Algérie

Le frein de l'informel



Le poids de l'informel dans le tissu économique, plus particulièrement dans la sphère commerciale, complique le contrôle des prix et des circuits de distribution, et risque de faire échec à la volonté du gouvernement de criminaliser la spéculation pour protéger le pouvoir d'achat des Algériens.La bataille du pouvoir d'achat a commencé. Outre les instruments fiscaux prévus dans le projet de loi de finances 2022, à savoir la baisse de l'IRG et la hausse du point indiciaire dans la Fonction publique, dont l'objectif est d'augmenter les salaires des travailleurs, le chef de l'Etat est bien décidé à expérimenter d'autres outils réglementaires pour lutter contre la hausse des prix, dont la criminalisation de la spéculation.
Ainsi, le ministre de la Justice, garde des Sceaux est chargé d'élaborer un projet de loi criminalisant la spéculation avec, comme proposition, d'inclure des peines allant jusqu'à 30 années de prison.
Le "bouclier fiscal et juridique", censé aider à dépasser la crise du pouvoir d'achat, a été ainsi esquissé par le chef de l'Etat lors de la dernière réunion du Conseil des ministres tenue dimanche dernier. Il avait instruit le ministre de la Justice d'élaborer le projet de loi relatif à la lutte contre la spéculation au plus tard à la date de la prochaine réunion du Conseil des ministres.

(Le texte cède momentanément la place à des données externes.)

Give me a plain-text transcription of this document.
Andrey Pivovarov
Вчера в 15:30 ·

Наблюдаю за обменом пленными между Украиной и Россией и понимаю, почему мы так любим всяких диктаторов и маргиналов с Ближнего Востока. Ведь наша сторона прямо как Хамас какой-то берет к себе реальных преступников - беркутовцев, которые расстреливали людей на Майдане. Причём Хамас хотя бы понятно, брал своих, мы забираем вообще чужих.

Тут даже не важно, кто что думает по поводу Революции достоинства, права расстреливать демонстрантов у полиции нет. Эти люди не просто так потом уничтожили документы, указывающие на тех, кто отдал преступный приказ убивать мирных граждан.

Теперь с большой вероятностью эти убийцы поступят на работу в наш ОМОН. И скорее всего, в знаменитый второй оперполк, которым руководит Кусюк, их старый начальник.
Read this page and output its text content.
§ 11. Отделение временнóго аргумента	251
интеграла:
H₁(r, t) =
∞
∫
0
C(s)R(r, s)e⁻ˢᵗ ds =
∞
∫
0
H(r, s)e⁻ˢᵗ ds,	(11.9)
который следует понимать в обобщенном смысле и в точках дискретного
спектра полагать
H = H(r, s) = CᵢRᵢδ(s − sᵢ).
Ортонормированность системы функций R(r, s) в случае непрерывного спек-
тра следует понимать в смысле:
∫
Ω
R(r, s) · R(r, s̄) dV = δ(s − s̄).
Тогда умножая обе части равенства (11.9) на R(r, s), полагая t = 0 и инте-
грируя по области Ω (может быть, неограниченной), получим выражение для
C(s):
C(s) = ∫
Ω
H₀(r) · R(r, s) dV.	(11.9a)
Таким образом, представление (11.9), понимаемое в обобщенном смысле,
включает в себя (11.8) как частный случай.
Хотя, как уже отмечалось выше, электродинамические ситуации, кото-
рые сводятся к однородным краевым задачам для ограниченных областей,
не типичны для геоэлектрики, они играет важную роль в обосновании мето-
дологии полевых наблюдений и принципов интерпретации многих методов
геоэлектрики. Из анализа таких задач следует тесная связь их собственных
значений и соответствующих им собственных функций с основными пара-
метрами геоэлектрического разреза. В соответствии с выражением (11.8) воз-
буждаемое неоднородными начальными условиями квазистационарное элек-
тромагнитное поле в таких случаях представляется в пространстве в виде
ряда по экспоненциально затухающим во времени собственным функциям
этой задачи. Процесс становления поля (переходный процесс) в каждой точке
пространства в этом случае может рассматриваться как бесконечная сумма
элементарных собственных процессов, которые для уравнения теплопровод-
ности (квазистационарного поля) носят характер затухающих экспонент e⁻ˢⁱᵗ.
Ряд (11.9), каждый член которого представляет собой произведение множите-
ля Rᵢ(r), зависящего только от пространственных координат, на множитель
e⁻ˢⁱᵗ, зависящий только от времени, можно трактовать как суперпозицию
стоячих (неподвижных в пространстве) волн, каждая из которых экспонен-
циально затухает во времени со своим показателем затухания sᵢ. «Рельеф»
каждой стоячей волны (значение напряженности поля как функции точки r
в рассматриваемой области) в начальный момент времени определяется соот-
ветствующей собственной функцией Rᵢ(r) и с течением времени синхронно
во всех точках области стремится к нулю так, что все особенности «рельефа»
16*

Passé le nuage qui avait enveloppé le marché pétrolier courant 2020, le gouvernement a été obligé d'inclure dans la loi budgétaire du prochain exercice des mesures concrètes, afin de lutter contre l'érosion du pouvoir d'achat et la hausse des prix. Les mesures sont d'autant plus urgentes que l'inflation augmente tous les mois, alors que les salaires, figés depuis 2012, semblent incapables d'amortir la cherté de la vie.
La question qui se pose désormais est celle de savoir si le coup de pouce fiscal et la criminalisation de la spéculation sont suffisants pour éteindre le feu. De l'avis de Brahim Guendouzi, consultant et économiste, "le problème est dans l'incapacité à maîtriser le secteur informel qui devient omniprésent dans le tissu économique", soulignant que "la spéculation est le corollaire de la désorganisation du circuit de distribution".
Inapplication des dispositifs existants
Après les violentes hausses des prix de 2020 et de cette année, l'inflation a rebondi à 4% en juin dernier, en glissement annuel, alimentée essentiellement par la hausse des prix des produits alimentaires frais et industriels.
Concrètement, ces tensions inflationnistes trouvent leur origine dans plusieurs facteurs, dont la flambée des cours sur les marchés mondiaux et, en interne, dans la dérégulation des marchés et dans l'ampleur de l'informel qui accapare des parts non négligeables des circuits de distribution.
L'omniprésence de l'informel dans le tissu économique et, plus particulièrement, dans la sphère marchande, complique la gestion et le contrôle des prix et des circuits de distribution, alimente les anticipations inflationnistes et affaiblit la courroie de transmission de la politique monétaire.
C'est à ce niveau que le gouvernement compte agir. Il y va avec la certitude que la spéculation, bien ancrée dans les pratiques commerciales, tout comme la profusion d'intermédiaires sur l'ensemble de la chaîne commerciale, est à l'origine directe de la hausse des prix.
Il se fonde dans son action sur l'avis de la Banque centrale selon lequel, la dérégulation des marchés était plutôt à la source directe de la hausse des prix. Selon Brahim Guendouzi, contacté par Liberté, "l'informel profite aussi de l'absence de l'Etat et de l'inapplication des dispositifs de lutte contre la fraude et les délits liés aux pratiques commerciales".
Notre interlocuteur estime que c'est l'application des dispositifs réglementaires déjà existants - censés lutter contre la fraude et autres délits, à l'exemple de l'absence de registre du commerce et de facturation - qui fait défaut.
Et qu'il y a "un risque de s'encombrer avec un autre dispositif, alors qu'il serait plus judicieux d'ouvrir de nouvelles perspectives aux opérateurs, afin de réduire l'ampleur de l'informel en leur permettant de pratiquer leurs activités dans les meilleures conditions d'équité, d'accessibilité et de transparence".